Dividend Guidance
When you own a business, you expect a return on your investment in the form of revenue and, subsequently, net profit. When investing in stocks, the expectation of return is the same, only the means of obtaining it are different. The ultimate goal of the investor is earnings growth. There are two main sources of its achievement: an increase in the price of shares of the company in which you invest and the cash dividends that the company pays. Let’s understand the basic concepts regarding dividends.
What are dividends?
This is the distribution of a company’s earnings among its shareholders as decided by the board of directors. This usually takes the form of paying cash dividends to each shareholder’s account. It is customary to measure these payments in terms of dividends per share, that is, how much profit is actually paid to the shareholder on each share. To calculate dividends per share, you need to divide the entire amount allocated for their payments by the number of shares outstanding.
What is dividend yield?
Since dividends are one of the forms of income generation, their size is usually compared with other alternative sources, for example, a risk-free rate.
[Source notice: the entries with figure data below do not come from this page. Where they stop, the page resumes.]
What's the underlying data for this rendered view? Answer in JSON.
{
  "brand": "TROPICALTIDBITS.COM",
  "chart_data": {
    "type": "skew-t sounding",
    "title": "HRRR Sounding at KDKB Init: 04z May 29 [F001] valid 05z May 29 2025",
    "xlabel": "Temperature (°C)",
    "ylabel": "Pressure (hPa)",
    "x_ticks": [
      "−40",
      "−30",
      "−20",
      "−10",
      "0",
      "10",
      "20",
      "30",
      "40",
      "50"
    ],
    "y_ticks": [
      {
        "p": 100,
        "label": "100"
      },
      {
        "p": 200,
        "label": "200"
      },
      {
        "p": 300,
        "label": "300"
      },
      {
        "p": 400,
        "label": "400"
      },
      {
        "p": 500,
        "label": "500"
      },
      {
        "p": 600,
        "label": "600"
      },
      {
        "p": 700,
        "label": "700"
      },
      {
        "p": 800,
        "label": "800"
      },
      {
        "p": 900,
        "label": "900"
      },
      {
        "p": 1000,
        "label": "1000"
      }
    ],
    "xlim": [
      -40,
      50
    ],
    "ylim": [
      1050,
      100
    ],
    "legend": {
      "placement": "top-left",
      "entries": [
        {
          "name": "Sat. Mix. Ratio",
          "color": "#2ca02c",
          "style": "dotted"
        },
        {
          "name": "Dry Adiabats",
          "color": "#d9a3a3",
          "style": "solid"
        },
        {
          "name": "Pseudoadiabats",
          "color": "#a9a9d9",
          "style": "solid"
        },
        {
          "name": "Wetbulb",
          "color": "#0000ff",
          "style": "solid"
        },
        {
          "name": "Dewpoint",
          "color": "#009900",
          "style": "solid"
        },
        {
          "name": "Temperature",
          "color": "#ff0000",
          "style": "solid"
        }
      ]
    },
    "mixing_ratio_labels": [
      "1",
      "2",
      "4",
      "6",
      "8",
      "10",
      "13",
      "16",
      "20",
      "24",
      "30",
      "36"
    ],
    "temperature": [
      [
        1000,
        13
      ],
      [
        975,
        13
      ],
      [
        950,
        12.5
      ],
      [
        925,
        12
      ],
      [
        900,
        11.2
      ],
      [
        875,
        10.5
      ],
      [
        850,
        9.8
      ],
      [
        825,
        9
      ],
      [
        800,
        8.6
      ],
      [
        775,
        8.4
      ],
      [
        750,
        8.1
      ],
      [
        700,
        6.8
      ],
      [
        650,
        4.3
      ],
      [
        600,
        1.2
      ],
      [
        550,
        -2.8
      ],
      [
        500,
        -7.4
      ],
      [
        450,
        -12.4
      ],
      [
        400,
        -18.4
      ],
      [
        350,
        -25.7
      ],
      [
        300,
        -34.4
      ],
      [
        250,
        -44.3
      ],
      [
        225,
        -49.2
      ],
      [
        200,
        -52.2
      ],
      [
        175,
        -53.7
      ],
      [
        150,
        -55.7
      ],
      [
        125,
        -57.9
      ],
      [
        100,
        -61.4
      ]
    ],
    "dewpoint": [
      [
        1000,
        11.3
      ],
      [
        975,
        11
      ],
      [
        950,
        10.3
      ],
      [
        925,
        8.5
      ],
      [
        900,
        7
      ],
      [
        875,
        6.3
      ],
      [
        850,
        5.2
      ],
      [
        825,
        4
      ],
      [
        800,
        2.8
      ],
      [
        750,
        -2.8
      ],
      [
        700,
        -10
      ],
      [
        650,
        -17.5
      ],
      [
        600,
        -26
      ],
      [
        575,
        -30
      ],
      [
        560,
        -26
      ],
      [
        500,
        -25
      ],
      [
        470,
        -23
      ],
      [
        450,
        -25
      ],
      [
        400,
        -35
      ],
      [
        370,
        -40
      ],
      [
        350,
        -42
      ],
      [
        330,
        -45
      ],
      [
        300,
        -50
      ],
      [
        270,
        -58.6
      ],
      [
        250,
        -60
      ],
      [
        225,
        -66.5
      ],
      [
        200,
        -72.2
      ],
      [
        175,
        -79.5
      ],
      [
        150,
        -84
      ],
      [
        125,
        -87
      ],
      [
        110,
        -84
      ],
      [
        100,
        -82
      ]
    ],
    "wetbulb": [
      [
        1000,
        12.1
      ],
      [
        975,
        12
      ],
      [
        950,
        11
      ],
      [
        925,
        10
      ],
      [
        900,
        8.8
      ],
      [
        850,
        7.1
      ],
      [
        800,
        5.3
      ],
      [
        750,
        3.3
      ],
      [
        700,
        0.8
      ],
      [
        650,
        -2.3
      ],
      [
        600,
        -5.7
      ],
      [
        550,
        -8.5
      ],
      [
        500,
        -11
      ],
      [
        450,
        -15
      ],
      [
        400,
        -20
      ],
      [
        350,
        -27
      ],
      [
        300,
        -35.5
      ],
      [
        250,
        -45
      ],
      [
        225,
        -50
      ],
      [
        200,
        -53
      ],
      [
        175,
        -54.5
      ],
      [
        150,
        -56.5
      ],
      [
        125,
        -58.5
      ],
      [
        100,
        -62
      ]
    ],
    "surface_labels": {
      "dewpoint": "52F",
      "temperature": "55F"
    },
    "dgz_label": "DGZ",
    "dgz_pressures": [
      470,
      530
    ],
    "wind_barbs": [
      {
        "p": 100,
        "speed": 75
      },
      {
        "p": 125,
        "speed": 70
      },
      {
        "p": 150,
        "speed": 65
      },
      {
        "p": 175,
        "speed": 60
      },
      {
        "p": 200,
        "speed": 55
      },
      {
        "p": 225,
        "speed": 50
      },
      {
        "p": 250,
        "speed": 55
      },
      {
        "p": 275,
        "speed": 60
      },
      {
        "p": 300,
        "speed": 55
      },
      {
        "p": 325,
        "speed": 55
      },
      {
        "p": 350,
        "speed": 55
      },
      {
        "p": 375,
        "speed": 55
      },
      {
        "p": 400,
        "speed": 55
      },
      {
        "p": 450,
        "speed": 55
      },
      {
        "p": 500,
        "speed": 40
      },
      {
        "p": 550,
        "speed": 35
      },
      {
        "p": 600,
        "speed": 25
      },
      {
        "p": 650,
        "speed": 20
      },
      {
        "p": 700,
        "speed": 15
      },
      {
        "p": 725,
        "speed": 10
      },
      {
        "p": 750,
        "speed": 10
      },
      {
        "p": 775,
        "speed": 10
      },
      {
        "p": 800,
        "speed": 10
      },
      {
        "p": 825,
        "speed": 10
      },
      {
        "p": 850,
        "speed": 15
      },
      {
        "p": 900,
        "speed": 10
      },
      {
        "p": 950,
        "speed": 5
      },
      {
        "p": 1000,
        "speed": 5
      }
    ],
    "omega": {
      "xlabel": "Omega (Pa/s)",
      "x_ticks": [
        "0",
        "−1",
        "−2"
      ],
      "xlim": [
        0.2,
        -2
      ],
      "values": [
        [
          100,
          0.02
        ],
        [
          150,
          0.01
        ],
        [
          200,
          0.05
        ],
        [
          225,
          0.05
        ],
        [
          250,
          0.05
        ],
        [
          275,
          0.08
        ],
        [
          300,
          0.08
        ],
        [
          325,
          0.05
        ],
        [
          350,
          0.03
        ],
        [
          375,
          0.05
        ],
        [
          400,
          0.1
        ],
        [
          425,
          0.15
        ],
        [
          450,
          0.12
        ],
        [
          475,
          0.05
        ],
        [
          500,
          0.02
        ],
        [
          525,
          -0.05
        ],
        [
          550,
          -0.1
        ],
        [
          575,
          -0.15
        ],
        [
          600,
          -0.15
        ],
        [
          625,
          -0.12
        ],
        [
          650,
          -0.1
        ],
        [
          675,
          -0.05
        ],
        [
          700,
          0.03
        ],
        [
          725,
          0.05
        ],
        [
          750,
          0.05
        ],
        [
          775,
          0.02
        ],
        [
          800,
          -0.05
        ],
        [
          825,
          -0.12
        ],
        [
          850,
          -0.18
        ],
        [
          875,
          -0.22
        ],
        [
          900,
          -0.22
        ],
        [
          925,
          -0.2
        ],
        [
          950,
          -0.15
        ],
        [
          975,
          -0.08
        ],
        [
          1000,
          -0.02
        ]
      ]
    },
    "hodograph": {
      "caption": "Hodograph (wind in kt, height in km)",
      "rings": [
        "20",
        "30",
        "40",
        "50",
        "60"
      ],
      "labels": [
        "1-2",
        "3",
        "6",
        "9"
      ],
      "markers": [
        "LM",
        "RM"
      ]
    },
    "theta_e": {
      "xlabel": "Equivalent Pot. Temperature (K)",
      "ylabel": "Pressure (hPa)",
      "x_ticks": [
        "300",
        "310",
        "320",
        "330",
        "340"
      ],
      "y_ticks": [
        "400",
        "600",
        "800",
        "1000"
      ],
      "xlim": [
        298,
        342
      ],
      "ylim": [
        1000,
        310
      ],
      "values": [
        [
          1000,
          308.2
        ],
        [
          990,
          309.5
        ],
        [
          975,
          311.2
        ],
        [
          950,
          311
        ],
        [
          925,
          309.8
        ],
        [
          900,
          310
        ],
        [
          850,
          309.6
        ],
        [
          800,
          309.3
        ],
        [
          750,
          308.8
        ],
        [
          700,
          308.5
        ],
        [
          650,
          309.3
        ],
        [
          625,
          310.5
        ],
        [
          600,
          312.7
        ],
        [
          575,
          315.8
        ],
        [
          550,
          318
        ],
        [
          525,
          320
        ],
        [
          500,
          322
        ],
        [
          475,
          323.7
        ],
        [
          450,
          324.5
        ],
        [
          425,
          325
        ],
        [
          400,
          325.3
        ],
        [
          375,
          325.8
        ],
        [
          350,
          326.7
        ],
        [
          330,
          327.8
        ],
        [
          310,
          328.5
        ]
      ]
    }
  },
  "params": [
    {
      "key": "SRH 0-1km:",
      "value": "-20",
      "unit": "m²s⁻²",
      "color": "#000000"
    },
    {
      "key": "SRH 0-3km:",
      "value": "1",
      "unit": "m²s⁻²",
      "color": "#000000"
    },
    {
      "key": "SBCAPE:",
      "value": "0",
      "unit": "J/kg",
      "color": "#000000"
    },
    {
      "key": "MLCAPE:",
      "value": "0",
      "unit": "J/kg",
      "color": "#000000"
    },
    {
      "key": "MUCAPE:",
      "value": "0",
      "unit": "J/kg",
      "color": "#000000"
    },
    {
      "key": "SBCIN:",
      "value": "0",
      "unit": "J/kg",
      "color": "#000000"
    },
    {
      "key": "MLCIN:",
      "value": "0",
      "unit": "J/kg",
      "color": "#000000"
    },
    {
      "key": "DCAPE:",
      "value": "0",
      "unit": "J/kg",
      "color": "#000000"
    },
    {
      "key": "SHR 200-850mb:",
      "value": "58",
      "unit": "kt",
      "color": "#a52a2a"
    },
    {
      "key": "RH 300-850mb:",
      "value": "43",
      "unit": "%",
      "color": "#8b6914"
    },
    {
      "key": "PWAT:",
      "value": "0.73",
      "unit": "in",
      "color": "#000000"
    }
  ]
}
To do this, the dividend yield is calculated, which is the dividend per share expressed as a percentage of the dividend-paying company stock price. In other words, it can be described as the ratio of annual dividend to share price.
What do payments depend on?
A quarterly dividend is common. Bristol-Myers Squibb Co (BMY) does this like many other companies. However, depending on their policies, companies may pay out at different intervals or not at all, as Amazon (AMZN) does. Of the large companies, Meta Platforms (META) and Alphabet (GOOGL) also did not pay dividends. And if Google is going to share for the first time on June 17, then Meta did it already in February. The truth is purely symbolic — 50 cents per share worth $472 — the yield was only 0.11%. Why don’t all companies pay dividends? Many companies do not pay dividends and instead retain earnings to be invested back into the company. And we will touch on this later.
Also, sometimes special dividends may be paid, for example, if the company’s financial results turn out to be significantly strong. For example, on May 1 John B. Sanfilippo & Son, Inc. (NASDAQ: JBSS) announced a special cash dividend of $1.00 per share. Details can be read in this article.
What is the Payout Ratio?
The dividend payout ratio is the share of net profit paid out to shareholders in the form of dividends. If the value of this ratio is very high, and even above 100%, this indicates a high risk of instability of future payments of the same level. On the contrary, an extremely low ratio signals that the company prefers to reinvest profits or, for example, use share repurchase programs to increase shareholder value. There is no ideal value for the payout ratio, so this indicator can serve as an additional point in company analysis for the most meticulous investors.
We provide all these indicators, as well as the average dividend yield for periods of 3-5 years, the dividend strike (how many years in a row dividends are paid) and the dividend track record in the dividend section on each company’s page.
Total Return
The ultimate goal of every investor is to see growth in their portfolios. The final increase consists of rising stock prices and dividend payments. And we know that many investors prefer dividend-paying companies for their portfolios because they value the stability and reliability of such payments.
However, take a look at our recent pick of Dividend Aristocrats — there are 11 companies whose dividend yield currently exceeds 5%, that is, higher than the risk-free rate. There you will find both UPS with a yield of 5.5%, and BMY, which we already talked about today, with a value of 5.6% in the dividend yield column. Western Union (WU) pays more than 8%, and the holding company CVR Energy (CVI) from the Energy sector generally brings in a cosmic 15%, sending 65% of its profits to the dividends.
But if you look at the Return column, which is responsible for the average annual growth of shares, you will see the values are mostly around zero! And this is in 5 years. That is, BMY stock shareholders have consistently received high dividends, which provide almost 4% annual returns on average over the past 5 years, while the share price has not changed nearly at all in these 5 years. The same GOOGL, which has not yet paid a single dividend, has an average return from share price growth of more than 20%. What matters is whose total return is higher!
Opinion
We have no right to tell you that buying dividend-paying stocks is a bad idea if you value stability and consistency, and this also correspondent to your philosophy. However, in our methodology, there was no place for assessing dividend metrics for 2 reasons. Firstly, we did not find confirmation of the hypotheses regarding the relationship between dividend growth rate and the market outperforming. And secondly, borrowing an idea from Buffett’s early books, we are more impressed by those companies that have a high return on equity (ROE) and reinvest profits back into the business, understanding how to multiply each dollar of profit extracted. A mature company that allocates most of its profits to dividends has most likely reached its ceiling, and its shares are unlikely to experience rapid growth in the future, which means there is most likely no place for them in our portfolios.